Возможно, это и есть цель и замысел. Но как бы ни был сиятелен финал такого всеобщего проспорили, путь к нему куда увлекательней. Историки считают, что труднее всего приходится народам, страны которых лишены естественных границ — морей, гор, пустынь. Беспрерывное расширение России лишило ее не только природных преград, но и соседей. Там, где кончалась Россия, начиналось минное поле, колючая проволока, люди с песьими головами. Русский человек чаше всего попадал за рубеж в составе оккупационной армии — атамана Ермака, генерала Ермолова, маршала Жукова. От этой, давно укоренившейся привычки, осталось неистовое стремление к загранице. Настолько неистовое, что часто страсть соединялась с ненавистью.
Чем хуже было дома, тем слаще казался зарубеж. Из дюжины молодых людей, посланных Борисом Годуновым на Запад для учебы, вернулся только один. Первый перебежчик Андрей Курбский внушал здоровую ненависть не только Ивану Грозному, но и сегодняшним историкам. Самый русский поэт Александр Пушкин, всю жизнь мечтавший о загранице, попал туда — в соответствии с традицией — только в составе победоносной армии.
Русский патриотизм в основе своей вынужденный. Он происходит не от сравнения домашних нравов с соседскими, а от невольного признания своего — единственным. Когда человеку не оставляют выбора, ему приходится самозабвенно любить березки.
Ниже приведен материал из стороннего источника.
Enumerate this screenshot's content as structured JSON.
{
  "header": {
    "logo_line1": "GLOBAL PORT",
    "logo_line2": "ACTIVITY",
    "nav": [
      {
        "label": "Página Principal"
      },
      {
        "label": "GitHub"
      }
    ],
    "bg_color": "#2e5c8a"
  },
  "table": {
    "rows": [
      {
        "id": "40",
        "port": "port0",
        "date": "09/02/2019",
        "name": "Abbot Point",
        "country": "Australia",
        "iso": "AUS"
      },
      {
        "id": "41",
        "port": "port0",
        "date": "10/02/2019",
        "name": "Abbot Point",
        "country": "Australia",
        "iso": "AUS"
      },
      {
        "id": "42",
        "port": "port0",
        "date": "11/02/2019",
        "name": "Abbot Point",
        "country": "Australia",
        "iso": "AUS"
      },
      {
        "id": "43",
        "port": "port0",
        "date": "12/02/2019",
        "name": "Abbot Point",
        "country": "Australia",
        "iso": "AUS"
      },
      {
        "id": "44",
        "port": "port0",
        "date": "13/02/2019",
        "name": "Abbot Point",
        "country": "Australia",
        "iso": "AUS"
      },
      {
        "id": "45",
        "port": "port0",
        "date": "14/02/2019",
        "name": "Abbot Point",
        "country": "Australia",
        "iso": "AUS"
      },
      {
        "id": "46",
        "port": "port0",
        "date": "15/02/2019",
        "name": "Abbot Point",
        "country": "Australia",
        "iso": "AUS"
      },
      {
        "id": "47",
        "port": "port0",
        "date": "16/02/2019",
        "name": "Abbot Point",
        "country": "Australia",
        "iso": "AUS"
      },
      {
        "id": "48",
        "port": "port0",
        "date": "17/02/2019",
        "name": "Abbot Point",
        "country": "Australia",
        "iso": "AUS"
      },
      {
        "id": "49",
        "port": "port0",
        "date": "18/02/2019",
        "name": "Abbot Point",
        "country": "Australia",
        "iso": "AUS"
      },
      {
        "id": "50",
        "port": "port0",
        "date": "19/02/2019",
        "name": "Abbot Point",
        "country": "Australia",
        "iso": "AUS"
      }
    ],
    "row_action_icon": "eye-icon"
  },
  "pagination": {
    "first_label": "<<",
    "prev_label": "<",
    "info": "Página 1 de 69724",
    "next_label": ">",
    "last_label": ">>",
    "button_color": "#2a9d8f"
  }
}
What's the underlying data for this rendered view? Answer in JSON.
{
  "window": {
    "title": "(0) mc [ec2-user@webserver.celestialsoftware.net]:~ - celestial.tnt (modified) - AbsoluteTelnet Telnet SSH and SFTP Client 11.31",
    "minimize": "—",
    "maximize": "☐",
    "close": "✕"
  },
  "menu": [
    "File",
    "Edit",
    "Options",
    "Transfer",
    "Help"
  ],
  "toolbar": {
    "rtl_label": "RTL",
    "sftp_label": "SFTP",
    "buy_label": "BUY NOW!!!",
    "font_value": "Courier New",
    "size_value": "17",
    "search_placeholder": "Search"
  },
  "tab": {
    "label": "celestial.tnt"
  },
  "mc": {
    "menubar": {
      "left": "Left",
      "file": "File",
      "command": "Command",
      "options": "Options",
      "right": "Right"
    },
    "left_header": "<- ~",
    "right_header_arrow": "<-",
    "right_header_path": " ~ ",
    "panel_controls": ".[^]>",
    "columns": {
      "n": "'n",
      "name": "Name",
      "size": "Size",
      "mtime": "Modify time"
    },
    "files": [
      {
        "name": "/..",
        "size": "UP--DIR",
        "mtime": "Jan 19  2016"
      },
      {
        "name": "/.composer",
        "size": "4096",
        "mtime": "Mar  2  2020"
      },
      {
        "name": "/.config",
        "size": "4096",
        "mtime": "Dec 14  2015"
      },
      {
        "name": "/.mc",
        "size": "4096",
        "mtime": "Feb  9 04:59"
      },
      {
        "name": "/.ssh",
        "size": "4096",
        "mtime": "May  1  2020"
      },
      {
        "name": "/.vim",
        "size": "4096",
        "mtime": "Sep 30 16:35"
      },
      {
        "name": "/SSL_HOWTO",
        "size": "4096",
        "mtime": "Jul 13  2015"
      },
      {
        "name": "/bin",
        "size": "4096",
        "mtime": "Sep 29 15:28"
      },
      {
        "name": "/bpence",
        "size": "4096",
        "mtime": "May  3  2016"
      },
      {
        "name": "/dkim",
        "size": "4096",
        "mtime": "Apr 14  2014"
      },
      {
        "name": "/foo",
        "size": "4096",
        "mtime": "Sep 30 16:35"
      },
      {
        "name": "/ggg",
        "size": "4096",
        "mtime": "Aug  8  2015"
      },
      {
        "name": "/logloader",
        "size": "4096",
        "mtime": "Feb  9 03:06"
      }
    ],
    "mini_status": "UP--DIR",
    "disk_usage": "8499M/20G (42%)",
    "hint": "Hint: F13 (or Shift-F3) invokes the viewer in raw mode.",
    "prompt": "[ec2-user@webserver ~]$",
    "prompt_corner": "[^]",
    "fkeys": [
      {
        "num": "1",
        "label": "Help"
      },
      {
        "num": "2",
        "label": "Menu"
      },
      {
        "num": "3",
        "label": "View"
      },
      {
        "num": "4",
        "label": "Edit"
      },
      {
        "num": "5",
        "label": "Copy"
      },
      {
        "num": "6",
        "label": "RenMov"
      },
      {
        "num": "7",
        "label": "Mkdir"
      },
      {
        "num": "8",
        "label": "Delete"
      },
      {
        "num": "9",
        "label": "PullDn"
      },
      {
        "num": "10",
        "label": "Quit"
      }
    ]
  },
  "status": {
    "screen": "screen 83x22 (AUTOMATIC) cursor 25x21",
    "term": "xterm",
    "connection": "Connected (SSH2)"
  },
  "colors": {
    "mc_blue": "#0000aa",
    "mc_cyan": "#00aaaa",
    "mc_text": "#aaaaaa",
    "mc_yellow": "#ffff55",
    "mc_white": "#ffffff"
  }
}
Оттого русский патриотизм непременно включает в себя географическую колоссальность. Любовь к исключительности питает его пристрастие ко всему огромному — от протяженности границ до грандиозности пороков. Более того, размеры, оправдывают пороки — есть где развернуться. Как гордо писал об этом несостоявшийся эмигрант Пушкин:
В данном случае этот колосс вставал, чтобы давить кичливых ляхов. Но могут быть и другие причины. Не в них дело. Дело в размахе: "Коль рубить, так уж сплеча". Роскошь размаха заранее оправдывает качество срубленных голов. Патриотическая гигантомания необычайно тешит национальное самолюбие. Если уж тиран — так самый кровавый. В этом тоже есть свое утешение. Как в обладании полюсом холода.
Граф Толстой уговаривал: всякому хватает трёх аршин земли. Но настоящий патриот не хочет удовлетворяться малым. Его географическая страсть претендует на всеохватность. Всех вместит русская незлобивая душа: надо — не надо, хочешь — не хочешь… Но вместив, жить захочет за границей. И это вполне естественно.
Миф о загранице начался с варягов. Вроде у них был порядок. Потом порядок появился и дома. Поэтому заграницу запретили. Признали ее несуществующей, потом ненужной, затем неправильной. XV веком датируется один замечательный текст: "Богомерзостен перед Господом Богом всяк, любящий геометрию". Геометрия естественным образом проникла с Запада. И за это Запад естественно было не любить. Русский человек противопоставил геометрии сарафан и бороду. Но когда Петр обрезал и то, и другое, время противопоставлений кончилось.
Петровское окно в Европу стало ненадежной отдушиной. Оно позволяло печатать разные пустяки, ездить на воды и растить свободную русскую прессу. Как только климат суровел, окно закрывалось решеткой. Так продолжалось до тех пор, пока советская власть не заделала его крепко и навсегда. Но где-то, в генах осталась память о недопустимой свободе и геометрии.
Наше удачливое поколение унаследовало эту многовековую тоску по загранице. И когда тоска эта стала подкрепляться крохотными знаками оттуда — в виде Поля Робсона, скажем — она стала мечтой и религией.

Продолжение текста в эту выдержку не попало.